Grain boundaries can be thought of as major planar defects, and are associated with extra energy (surface energy) that can be released by the transfer of atoms across grain boundaries
For most of these types of deformation it's now possible to determine a theoretical relationship between stress and strain, based on knowledge of the kinetic behaviour of atoms at various temperatures, and on the bond strengths for different types of bonds (from chemistry).
Hence we can determine which mechanism gives the fastest strain rate at a given set of conditions (temperature and differential stress).
This leads to the idea of a deformation map - typically a plot with temperature and differential stress on the axes, divided into areas according to which mechanism is fastest.
These maps show the fastest deformation mechanism under given conditions of T and differential stress. Contours are drawn within the diagrams showing the strain rate predicted under those given conditions. (Note: the lines are numbered with the log of the strain rate: where it says '-9' this means 10-9).
In general, only the highest strain rates can be experimentally verified: the lower strain-rate parts of the diagram are predicted based on chemically determined diffusion constants and bond strengths.
We can use these diagrams to make predictions about the strength of the lithosphere at various depths, by assuming a geothermal gradient (rate of temperature increase with depth).
In order to do this we have to bring brittle deformation into the picture. Brittle deformation is strongly dependent on pressure. The Mohr-Coulomb failure relationship or 'Byerlee's Law' allows us to predict the increasing differential stress required for fracture with increasing pressure. Hence the strength depth relationship shows an initial more or less linear increase of strength with depth.
(The relationship is a little different depending on whether the lithosphere is being extended or shortened. In general if the maximum compressive stress is vertical, a rather lower differential stress is required than if the maximum compressive stress is horizontal. This follows from the Mohr construction for brittle failure.)
At some depth, the brittle deformation curve intersects the strength-depth curve for one of the ductile mechanisms. This point marks the brittle-ductile transistion. Below this point, creep requires less differential stress than fracture, so rocks flow.

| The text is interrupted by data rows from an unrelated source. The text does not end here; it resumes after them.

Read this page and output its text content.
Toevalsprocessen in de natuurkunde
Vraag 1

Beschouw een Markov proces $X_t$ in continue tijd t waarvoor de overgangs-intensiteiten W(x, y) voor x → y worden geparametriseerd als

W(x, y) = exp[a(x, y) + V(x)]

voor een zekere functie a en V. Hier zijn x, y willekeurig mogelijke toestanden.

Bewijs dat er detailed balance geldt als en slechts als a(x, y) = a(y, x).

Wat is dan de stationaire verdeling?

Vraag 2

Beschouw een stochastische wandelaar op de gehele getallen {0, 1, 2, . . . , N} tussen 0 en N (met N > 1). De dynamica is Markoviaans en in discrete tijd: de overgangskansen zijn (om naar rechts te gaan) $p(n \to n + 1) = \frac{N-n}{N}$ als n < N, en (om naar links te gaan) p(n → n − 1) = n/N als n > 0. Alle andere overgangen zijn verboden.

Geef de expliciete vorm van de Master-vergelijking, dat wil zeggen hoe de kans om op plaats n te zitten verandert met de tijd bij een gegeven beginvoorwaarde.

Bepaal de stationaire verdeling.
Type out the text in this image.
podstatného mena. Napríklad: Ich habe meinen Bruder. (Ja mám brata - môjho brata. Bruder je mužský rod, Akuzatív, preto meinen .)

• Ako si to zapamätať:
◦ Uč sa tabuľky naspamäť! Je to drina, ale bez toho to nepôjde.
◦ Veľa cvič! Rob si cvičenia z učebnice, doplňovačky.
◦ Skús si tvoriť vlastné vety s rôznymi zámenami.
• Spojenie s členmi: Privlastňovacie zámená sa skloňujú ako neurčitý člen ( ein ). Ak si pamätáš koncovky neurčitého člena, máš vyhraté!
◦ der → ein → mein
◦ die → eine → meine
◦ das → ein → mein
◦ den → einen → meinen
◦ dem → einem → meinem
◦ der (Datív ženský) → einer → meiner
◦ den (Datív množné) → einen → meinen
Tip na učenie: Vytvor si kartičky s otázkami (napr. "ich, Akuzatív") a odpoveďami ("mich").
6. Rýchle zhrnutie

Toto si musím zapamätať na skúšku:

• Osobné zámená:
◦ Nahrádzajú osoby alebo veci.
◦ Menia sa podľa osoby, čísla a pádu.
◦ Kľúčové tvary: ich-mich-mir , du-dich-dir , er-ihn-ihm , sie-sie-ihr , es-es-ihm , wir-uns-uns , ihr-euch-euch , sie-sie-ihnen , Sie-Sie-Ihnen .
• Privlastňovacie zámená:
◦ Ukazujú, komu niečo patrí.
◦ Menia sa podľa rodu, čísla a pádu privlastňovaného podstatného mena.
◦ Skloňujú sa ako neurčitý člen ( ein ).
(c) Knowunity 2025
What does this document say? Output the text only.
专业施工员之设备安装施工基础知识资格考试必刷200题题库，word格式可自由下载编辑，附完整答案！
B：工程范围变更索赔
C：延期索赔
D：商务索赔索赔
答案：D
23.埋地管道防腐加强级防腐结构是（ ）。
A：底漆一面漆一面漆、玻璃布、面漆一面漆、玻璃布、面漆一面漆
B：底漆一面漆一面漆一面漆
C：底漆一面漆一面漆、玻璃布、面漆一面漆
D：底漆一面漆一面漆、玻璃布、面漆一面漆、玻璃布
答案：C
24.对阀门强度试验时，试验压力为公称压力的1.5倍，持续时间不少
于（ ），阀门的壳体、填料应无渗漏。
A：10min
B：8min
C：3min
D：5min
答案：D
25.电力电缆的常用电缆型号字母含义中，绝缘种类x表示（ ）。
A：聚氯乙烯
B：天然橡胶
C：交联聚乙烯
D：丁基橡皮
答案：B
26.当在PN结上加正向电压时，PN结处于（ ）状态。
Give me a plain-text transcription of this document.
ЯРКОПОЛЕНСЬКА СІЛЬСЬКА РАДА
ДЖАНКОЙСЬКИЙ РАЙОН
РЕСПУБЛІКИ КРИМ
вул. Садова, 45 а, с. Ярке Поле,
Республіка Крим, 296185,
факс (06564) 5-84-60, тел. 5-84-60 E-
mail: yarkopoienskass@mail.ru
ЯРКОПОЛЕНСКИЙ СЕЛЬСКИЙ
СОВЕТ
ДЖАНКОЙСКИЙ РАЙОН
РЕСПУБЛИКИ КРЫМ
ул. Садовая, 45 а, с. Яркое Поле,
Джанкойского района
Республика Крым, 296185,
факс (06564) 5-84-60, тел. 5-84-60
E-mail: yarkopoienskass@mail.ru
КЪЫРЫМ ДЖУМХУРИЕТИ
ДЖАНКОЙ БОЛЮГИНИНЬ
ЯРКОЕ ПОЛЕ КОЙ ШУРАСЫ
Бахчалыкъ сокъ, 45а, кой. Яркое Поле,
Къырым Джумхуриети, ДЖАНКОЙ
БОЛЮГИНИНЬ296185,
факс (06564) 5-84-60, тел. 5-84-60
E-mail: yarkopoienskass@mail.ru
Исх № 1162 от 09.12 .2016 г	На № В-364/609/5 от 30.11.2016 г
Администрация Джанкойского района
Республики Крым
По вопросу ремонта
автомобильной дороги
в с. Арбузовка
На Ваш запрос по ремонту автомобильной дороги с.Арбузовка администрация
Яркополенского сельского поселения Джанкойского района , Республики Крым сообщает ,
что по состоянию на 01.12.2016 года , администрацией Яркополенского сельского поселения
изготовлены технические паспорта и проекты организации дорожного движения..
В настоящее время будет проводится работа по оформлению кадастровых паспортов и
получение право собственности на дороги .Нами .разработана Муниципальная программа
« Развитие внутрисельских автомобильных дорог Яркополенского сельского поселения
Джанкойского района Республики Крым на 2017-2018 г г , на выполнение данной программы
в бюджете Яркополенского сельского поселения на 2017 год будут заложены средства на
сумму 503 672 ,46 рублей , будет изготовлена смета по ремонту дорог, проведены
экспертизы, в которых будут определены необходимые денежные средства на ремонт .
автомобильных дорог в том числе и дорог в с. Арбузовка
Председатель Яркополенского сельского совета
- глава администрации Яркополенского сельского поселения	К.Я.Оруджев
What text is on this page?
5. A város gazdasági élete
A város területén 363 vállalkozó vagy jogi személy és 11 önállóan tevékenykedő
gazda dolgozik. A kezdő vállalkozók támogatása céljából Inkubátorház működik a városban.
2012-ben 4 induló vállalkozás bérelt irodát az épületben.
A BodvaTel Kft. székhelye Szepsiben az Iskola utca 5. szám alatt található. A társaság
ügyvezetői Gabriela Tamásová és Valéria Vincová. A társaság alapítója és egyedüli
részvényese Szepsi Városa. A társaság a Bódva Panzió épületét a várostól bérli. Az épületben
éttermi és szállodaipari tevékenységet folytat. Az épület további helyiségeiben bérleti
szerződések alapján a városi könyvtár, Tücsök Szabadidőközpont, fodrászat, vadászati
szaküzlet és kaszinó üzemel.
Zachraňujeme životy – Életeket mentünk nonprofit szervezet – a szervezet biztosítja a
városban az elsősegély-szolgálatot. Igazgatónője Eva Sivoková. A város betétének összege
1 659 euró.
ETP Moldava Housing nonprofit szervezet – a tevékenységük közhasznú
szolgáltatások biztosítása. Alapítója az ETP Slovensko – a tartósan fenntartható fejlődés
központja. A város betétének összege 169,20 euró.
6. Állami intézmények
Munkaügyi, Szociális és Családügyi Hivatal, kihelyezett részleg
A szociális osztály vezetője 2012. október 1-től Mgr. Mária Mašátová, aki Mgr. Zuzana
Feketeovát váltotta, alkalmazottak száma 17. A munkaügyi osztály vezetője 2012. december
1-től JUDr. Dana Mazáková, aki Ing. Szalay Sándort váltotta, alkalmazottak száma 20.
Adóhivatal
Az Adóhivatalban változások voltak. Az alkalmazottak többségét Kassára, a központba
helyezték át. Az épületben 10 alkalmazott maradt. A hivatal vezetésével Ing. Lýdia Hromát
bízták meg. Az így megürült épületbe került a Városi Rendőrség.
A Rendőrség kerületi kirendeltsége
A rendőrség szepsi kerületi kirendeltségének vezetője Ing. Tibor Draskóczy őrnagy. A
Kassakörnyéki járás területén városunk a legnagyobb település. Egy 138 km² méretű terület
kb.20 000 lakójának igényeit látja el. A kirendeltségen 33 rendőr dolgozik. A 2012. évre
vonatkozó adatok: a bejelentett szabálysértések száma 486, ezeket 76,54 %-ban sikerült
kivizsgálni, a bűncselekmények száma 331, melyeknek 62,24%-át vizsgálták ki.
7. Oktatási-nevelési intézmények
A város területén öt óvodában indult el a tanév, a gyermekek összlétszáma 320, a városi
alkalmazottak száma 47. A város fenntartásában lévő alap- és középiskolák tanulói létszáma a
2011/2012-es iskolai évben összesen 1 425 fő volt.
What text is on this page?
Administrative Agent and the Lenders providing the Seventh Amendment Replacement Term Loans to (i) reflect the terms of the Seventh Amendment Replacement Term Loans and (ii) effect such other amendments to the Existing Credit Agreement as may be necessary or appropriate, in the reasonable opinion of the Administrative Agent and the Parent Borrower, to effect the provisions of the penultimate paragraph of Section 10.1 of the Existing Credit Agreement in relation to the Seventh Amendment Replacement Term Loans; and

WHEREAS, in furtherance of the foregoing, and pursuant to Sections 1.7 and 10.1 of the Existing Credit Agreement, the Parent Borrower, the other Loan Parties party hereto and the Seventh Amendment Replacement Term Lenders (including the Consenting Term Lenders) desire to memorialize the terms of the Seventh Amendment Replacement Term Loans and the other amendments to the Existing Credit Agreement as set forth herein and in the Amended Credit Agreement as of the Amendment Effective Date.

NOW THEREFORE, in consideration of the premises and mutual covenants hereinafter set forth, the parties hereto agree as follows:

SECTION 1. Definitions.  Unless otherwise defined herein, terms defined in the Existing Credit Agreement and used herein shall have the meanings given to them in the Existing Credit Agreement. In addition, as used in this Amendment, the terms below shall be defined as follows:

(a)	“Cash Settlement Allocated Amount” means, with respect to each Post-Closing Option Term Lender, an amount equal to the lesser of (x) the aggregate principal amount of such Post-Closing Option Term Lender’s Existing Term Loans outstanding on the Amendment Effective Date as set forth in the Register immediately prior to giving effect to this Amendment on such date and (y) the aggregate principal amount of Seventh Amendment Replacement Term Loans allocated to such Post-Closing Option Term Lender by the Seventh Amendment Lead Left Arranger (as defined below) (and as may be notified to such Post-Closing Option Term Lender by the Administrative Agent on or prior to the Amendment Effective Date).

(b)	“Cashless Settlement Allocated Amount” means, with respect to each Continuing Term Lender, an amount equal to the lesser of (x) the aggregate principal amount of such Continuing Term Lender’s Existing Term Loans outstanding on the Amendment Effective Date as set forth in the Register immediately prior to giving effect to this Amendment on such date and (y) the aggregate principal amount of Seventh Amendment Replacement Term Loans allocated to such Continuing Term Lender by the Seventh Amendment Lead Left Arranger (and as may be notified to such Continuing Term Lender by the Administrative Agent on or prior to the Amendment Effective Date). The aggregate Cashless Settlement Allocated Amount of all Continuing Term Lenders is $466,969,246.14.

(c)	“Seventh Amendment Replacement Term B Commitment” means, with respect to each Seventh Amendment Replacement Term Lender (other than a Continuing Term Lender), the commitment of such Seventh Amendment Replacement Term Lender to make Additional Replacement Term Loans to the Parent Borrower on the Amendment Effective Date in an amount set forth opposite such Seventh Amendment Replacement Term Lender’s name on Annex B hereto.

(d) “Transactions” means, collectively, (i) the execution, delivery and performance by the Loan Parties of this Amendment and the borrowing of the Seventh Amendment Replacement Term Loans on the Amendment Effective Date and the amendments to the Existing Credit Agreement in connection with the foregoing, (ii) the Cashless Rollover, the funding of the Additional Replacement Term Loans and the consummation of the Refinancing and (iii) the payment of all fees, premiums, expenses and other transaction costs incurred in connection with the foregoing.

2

If we are going to make deductions about the strength of the lithosphere we need to assume some compositions: in the diagrams we often assume that quartz is the strength controlling-mineral in the crust, and that olivine controls strength in the mantle. For an average continental geothermal gradient this predicts a strong mid-upper crust, a weak lower crust, and a strong upper mantle.
We can use somewhat more sophisticated models. E.g. a crust that has a wet-quartz-dominated 'granitic' upper layer, a dry-quartz-dominated mid crust, a feldspar-dominated 'granulite' lower crustal layer, and an olivine-dominated peridotite lithospheric mantle.